The Gaze – this set of 20 drawings on transparent backgrounds is part of the response to the Artist as Problem Solver Convening. Here, digitized versions are randomly superimposed in groups of four each time the site is refreshed. The number of possible combinations is 20!/16! = 20 x 19 x 18 x 17 = 116,280. (Tap/click/Command R to refresh after clicking through to site)
Artist as Problem Solver Convening, Joyce Foundation, Indianapolis, March 2018
Read linear notes here
*Wearing the Braid
*With Asha Veal, Nicolas Melo, Dio Aldridge, Walking the Braid, 12/9/17
*With Asha Veal, Greg Ruffing, Walking the Braid, 11/11/17
*The Talking Whiteboards Studio Project, Summer 2016
Most participants in this project engaged The Braid whiteboard, exploring their own modes of working while taking cues from the categories it displays. The Braid diagram emerged earlier this year from my ongoing conversations with artists about their practices.

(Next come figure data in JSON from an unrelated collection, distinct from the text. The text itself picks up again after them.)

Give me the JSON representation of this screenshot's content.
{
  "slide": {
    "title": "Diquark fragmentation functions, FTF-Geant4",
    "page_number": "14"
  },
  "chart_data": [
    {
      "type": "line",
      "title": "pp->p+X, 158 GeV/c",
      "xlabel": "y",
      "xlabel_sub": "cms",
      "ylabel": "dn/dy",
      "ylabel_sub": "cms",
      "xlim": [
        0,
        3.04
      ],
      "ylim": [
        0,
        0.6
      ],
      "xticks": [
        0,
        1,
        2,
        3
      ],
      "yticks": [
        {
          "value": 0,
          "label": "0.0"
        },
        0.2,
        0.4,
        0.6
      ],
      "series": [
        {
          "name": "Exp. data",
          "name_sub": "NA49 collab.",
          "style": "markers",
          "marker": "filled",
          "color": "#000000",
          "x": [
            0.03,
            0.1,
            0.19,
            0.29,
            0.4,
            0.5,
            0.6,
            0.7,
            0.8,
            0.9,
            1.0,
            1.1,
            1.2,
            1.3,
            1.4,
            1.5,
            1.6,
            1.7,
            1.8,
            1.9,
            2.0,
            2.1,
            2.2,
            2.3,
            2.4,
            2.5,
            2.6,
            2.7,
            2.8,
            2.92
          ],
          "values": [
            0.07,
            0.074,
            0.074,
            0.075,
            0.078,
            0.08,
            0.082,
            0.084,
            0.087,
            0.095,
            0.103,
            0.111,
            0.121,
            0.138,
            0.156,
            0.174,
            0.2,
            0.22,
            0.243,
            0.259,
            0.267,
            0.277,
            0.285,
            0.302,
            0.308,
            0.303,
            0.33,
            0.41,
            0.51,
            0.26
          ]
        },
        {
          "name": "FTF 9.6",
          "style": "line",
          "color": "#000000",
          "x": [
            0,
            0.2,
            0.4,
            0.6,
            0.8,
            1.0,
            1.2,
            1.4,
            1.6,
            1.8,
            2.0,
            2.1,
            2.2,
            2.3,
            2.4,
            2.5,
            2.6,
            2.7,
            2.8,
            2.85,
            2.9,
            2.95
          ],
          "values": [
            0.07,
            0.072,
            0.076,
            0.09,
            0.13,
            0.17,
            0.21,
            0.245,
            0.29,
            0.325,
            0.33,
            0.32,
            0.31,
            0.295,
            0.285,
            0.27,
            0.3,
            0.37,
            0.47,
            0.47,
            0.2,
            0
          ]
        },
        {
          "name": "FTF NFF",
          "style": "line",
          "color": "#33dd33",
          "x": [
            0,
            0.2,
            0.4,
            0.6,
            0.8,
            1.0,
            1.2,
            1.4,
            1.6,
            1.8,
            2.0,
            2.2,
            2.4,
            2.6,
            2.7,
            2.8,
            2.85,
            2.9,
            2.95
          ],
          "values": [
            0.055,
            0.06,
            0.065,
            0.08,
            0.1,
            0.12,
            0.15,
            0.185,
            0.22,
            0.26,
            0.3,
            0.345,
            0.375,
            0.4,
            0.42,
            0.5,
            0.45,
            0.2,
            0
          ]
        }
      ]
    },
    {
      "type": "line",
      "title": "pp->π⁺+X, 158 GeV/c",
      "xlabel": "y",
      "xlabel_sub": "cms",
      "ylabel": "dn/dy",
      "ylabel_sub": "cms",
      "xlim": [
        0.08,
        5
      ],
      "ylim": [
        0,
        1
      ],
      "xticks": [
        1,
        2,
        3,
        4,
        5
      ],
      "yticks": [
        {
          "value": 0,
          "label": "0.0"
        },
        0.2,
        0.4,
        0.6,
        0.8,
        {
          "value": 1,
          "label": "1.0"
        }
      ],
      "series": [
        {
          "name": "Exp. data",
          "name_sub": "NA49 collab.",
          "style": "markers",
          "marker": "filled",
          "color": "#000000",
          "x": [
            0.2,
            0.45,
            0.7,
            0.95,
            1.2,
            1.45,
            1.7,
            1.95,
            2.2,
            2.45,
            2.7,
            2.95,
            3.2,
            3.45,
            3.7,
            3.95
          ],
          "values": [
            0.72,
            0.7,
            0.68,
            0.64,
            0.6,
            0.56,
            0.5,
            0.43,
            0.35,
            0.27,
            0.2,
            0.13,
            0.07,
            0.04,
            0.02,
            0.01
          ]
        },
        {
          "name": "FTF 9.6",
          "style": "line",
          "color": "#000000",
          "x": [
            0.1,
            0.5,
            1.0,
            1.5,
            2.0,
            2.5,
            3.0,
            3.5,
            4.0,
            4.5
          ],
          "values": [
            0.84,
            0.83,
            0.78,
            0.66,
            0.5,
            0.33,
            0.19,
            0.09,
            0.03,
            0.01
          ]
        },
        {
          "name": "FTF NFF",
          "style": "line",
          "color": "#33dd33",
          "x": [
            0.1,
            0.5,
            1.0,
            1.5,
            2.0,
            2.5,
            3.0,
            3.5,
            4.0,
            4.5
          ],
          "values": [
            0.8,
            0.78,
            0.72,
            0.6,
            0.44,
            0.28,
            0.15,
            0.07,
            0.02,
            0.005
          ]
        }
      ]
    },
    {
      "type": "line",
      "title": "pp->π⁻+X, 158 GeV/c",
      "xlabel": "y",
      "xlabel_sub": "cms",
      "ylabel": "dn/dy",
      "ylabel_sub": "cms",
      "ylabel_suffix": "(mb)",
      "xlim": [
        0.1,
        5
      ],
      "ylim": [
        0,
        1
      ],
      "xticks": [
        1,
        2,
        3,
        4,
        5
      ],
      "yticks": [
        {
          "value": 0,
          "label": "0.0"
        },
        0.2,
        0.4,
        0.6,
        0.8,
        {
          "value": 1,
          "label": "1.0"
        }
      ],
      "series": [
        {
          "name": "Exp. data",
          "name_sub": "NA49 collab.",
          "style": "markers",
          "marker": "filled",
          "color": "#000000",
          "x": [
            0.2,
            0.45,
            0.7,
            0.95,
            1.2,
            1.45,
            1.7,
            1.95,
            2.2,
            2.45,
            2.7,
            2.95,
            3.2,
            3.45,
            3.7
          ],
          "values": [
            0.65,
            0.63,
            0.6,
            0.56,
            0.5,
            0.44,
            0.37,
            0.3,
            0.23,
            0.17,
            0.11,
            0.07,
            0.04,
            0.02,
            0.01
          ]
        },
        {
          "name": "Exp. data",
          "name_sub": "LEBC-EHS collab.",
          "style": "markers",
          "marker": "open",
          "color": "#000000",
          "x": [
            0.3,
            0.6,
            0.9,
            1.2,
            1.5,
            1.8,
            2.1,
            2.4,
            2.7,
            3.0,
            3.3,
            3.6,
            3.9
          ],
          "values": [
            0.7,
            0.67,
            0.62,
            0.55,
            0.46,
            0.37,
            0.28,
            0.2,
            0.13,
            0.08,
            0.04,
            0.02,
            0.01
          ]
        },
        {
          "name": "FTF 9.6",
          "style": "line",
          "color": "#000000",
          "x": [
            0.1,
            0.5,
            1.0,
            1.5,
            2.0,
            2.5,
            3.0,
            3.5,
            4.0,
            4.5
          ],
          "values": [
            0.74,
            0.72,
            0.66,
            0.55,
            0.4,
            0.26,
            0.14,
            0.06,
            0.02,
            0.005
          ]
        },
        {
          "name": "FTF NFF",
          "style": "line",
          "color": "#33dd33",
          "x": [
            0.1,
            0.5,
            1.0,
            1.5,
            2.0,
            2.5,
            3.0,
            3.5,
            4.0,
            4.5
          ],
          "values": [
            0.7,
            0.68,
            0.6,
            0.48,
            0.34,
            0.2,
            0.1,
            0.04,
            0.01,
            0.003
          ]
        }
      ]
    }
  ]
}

Final Talking Whiteboards edits on vimeo channel
*How do you work? Conversations with experimental musicians, composers, and visual artists about their practices, followed by my visualizations of the conversations. In turn, artist’s respond to the visualizations. Since conversations happen in many different places, some of the responses later take place long-distance. Included here are responses that took place in my studio, and in one case, at a studio I had use of during a residency.
Visualizations, seen on the wall behind the artists or musicians, come in two versions – a freely composed scenario (left), and text entered into a Fractal 3-Line Matrix (right). Responses tend to be offered in the artist’s own medium.